Simple Garlic & Pepper Rack of Lamb

READY IN: 35mins
Recipe by Jen T

This is an ideal way of cooking racks of lamb when you don't want a crumbed coating. I like to serve this with a salad & potatoes (done however takes your fancy on the day!)or with steamed vegetables such as broccoli, cauliflower & carrots and a jacket baked potato, with a horror of horrors......gravy made with a pkt mix! LOL

Top Review by Chef Jewel

Wonderful! I made for the first time about 2 years ago...since then I have made it several times. It is a beautiful way to prepare rack of lamb or lamb chops (which I have done also). I serve them with fingerling potatoes that I boil in heavily salted water until fork tender. When they are removed for the water a nice thin layer of salt forms, add butter and pepper (if you desire) and enjoy.
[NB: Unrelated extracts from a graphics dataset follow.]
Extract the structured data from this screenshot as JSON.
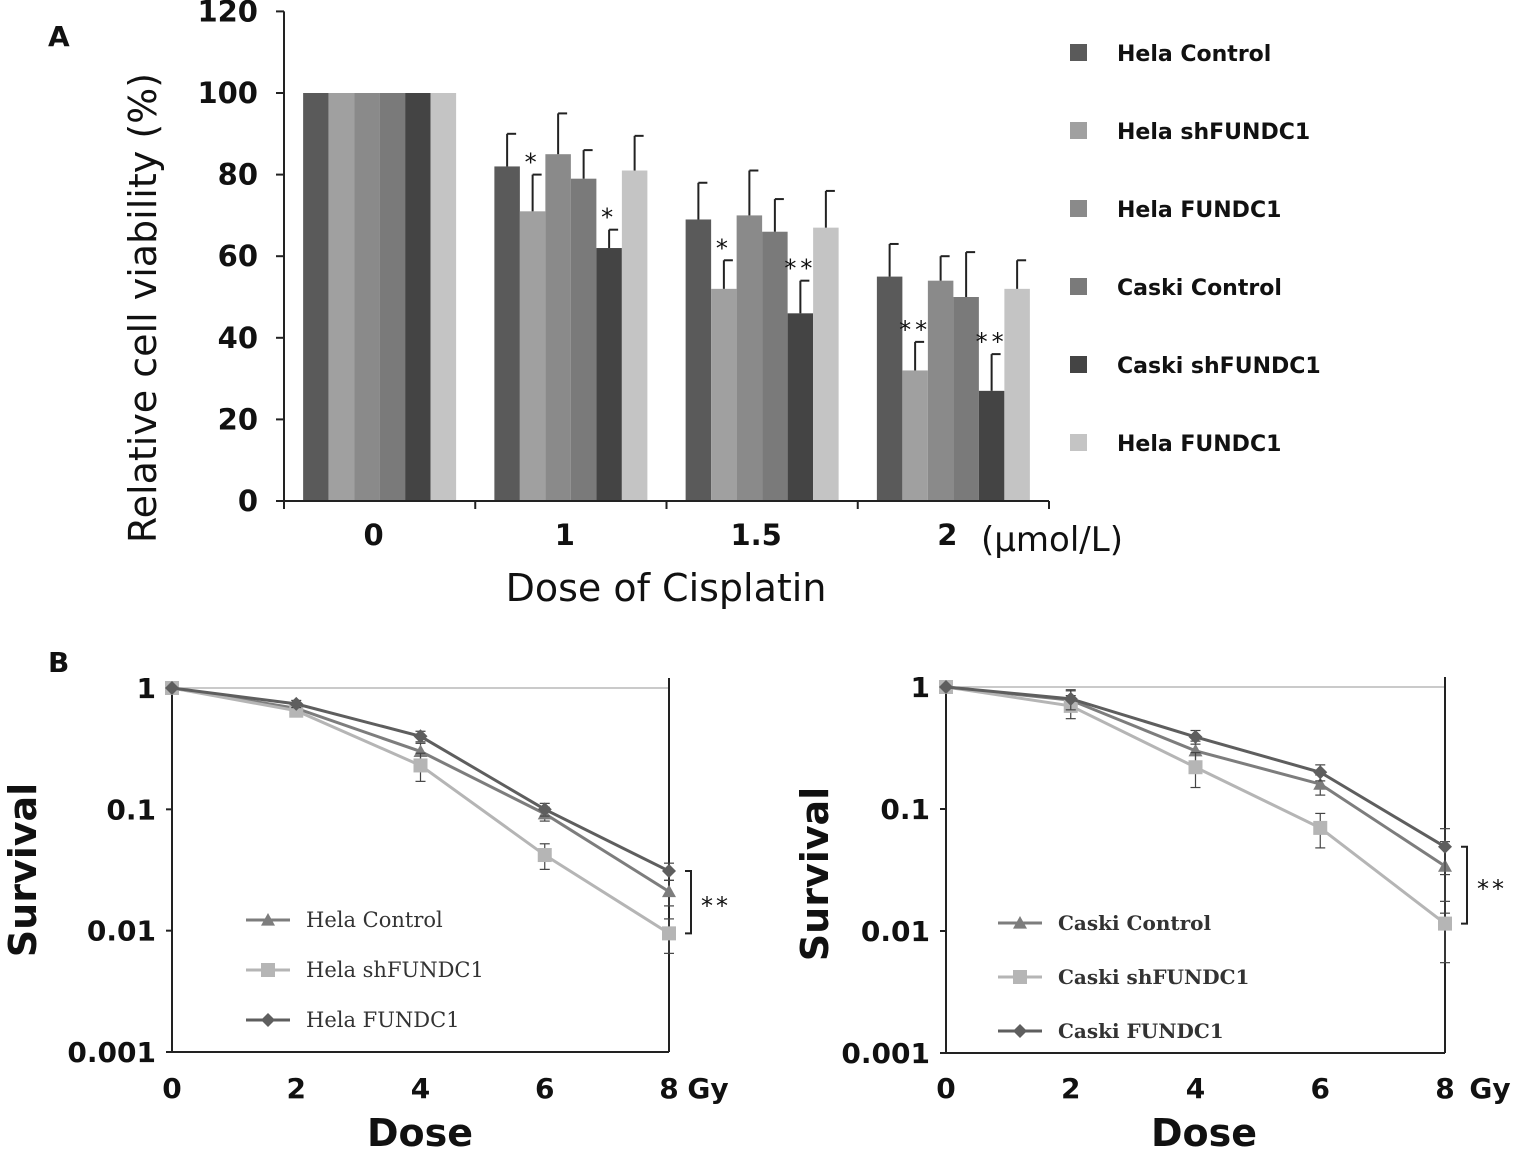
{
  "figure": {
    "panel_a_label": "A",
    "panel_b_label": "B"
  },
  "chart_data": [
    {
      "id": "A",
      "type": "bar",
      "xlabel": "Dose of Cisplatin",
      "x_unit": "(μmol/L)",
      "ylabel": "Relative cell viability (%)",
      "ylim": [
        0,
        120
      ],
      "yticks": [
        0,
        20,
        40,
        60,
        80,
        100,
        120
      ],
      "categories": [
        "0",
        "1",
        "1.5",
        "2"
      ],
      "legend_position": "right",
      "series": [
        {
          "name": "Hela Control",
          "color": "#5a5a5a",
          "values": [
            100,
            82,
            69,
            55
          ],
          "errors": [
            0,
            8,
            9,
            8
          ],
          "marks": [
            "",
            "",
            "",
            ""
          ]
        },
        {
          "name": "Hela shFUNDC1",
          "color": "#a0a0a0",
          "values": [
            100,
            71,
            52,
            32
          ],
          "errors": [
            0,
            9,
            7,
            7
          ],
          "marks": [
            "",
            "*",
            "*",
            "**"
          ]
        },
        {
          "name": "Hela FUNDC1",
          "color": "#8a8a8a",
          "values": [
            100,
            85,
            70,
            54
          ],
          "errors": [
            0,
            10,
            11,
            6
          ],
          "marks": [
            "",
            "",
            "",
            ""
          ]
        },
        {
          "name": "Caski Control",
          "color": "#7a7a7a",
          "values": [
            100,
            79,
            66,
            50
          ],
          "errors": [
            0,
            7,
            8,
            11
          ],
          "marks": [
            "",
            "",
            "",
            ""
          ]
        },
        {
          "name": "Caski shFUNDC1",
          "color": "#444444",
          "values": [
            100,
            62,
            46,
            27
          ],
          "errors": [
            0,
            4.5,
            8,
            9
          ],
          "marks": [
            "",
            "*",
            "**",
            "**"
          ]
        },
        {
          "name": "Hela FUNDC1",
          "color": "#c4c4c4",
          "values": [
            100,
            81,
            67,
            52
          ],
          "errors": [
            0,
            8.5,
            9,
            7
          ],
          "marks": [
            "",
            "",
            "",
            ""
          ]
        }
      ]
    },
    {
      "id": "B-left",
      "type": "line",
      "xlabel": "Dose",
      "x_unit": "Gy",
      "ylabel": "Survival",
      "yscale": "log",
      "ylim": [
        0.001,
        1
      ],
      "yticks": [
        "1",
        "0.1",
        "0.01",
        "0.001"
      ],
      "x": [
        0,
        2,
        4,
        6,
        8
      ],
      "xticks": [
        "0",
        "2",
        "4",
        "6",
        "8"
      ],
      "significance": "**",
      "legend_position": "lower-left",
      "series": [
        {
          "name": "Hela Control",
          "marker": "triangle",
          "color": "#7d7d7d",
          "values": [
            1,
            0.68,
            0.3,
            0.092,
            0.021
          ],
          "errors": [
            0,
            0.05,
            0.05,
            0.012,
            0.005
          ]
        },
        {
          "name": "Hela shFUNDC1",
          "marker": "square",
          "color": "#b5b5b5",
          "values": [
            1,
            0.65,
            0.23,
            0.042,
            0.0095
          ],
          "errors": [
            0,
            0.05,
            0.06,
            0.01,
            0.003
          ]
        },
        {
          "name": "Hela FUNDC1",
          "marker": "diamond",
          "color": "#5e5e5e",
          "values": [
            1,
            0.74,
            0.4,
            0.1,
            0.031
          ],
          "errors": [
            0,
            0.05,
            0.04,
            0.012,
            0.005
          ]
        }
      ]
    },
    {
      "id": "B-right",
      "type": "line",
      "xlabel": "Dose",
      "x_unit": "Gy",
      "ylabel": "Survival",
      "yscale": "log",
      "ylim": [
        0.001,
        1
      ],
      "yticks": [
        "1",
        "0.1",
        "0.01",
        "0.001"
      ],
      "x": [
        0,
        2,
        4,
        6,
        8
      ],
      "xticks": [
        "0",
        "2",
        "4",
        "6",
        "8"
      ],
      "significance": "**",
      "legend_position": "lower-left",
      "series": [
        {
          "name": "Caski Control",
          "marker": "triangle",
          "color": "#7d7d7d",
          "values": [
            1,
            0.78,
            0.3,
            0.16,
            0.034
          ],
          "errors": [
            0,
            0.15,
            0.06,
            0.03,
            0.02
          ]
        },
        {
          "name": "Caski shFUNDC1",
          "marker": "square",
          "color": "#b5b5b5",
          "values": [
            1,
            0.7,
            0.22,
            0.07,
            0.0115
          ],
          "errors": [
            0,
            0.15,
            0.07,
            0.022,
            0.006
          ]
        },
        {
          "name": "Caski FUNDC1",
          "marker": "diamond",
          "color": "#5e5e5e",
          "values": [
            1,
            0.8,
            0.39,
            0.2,
            0.049
          ],
          "errors": [
            0,
            0.15,
            0.05,
            0.03,
            0.02
          ]
        }
      ]
    }
  ]
}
Thank you so much for sharing this recipe it is a family favorite.

Ingredients Nutrition

  • 2 racks of lamb (frenched & fatty skin removed if desired)
  • 14.79-29.58 ml oil
  • 29.58 ml minced garlic (a sweeter flavour is obtained by using roasted bulbs of garlic mashed)
  • freshly ground mix of coloured peppercorn (pink, green & black)
  • salt

Directions

  1. Preheat oven to 350'F.
  2. Heat oil in pan and sear lamb racks on all sides starting with the meat side first.
  3. Remove from pan and spread with garlic.
  4. Sprinkle on the pepper mix and then sprinkle with salt.
  5. Place on a shallow pan and place in oven.
  6. Roast for about 20-30mins or until cooked to your preference.
  7. Remove from oven and cover with tin foil or leave in turned off oven to rest for 5mins.
  8. Either slice or leave whole to serve, depending on size.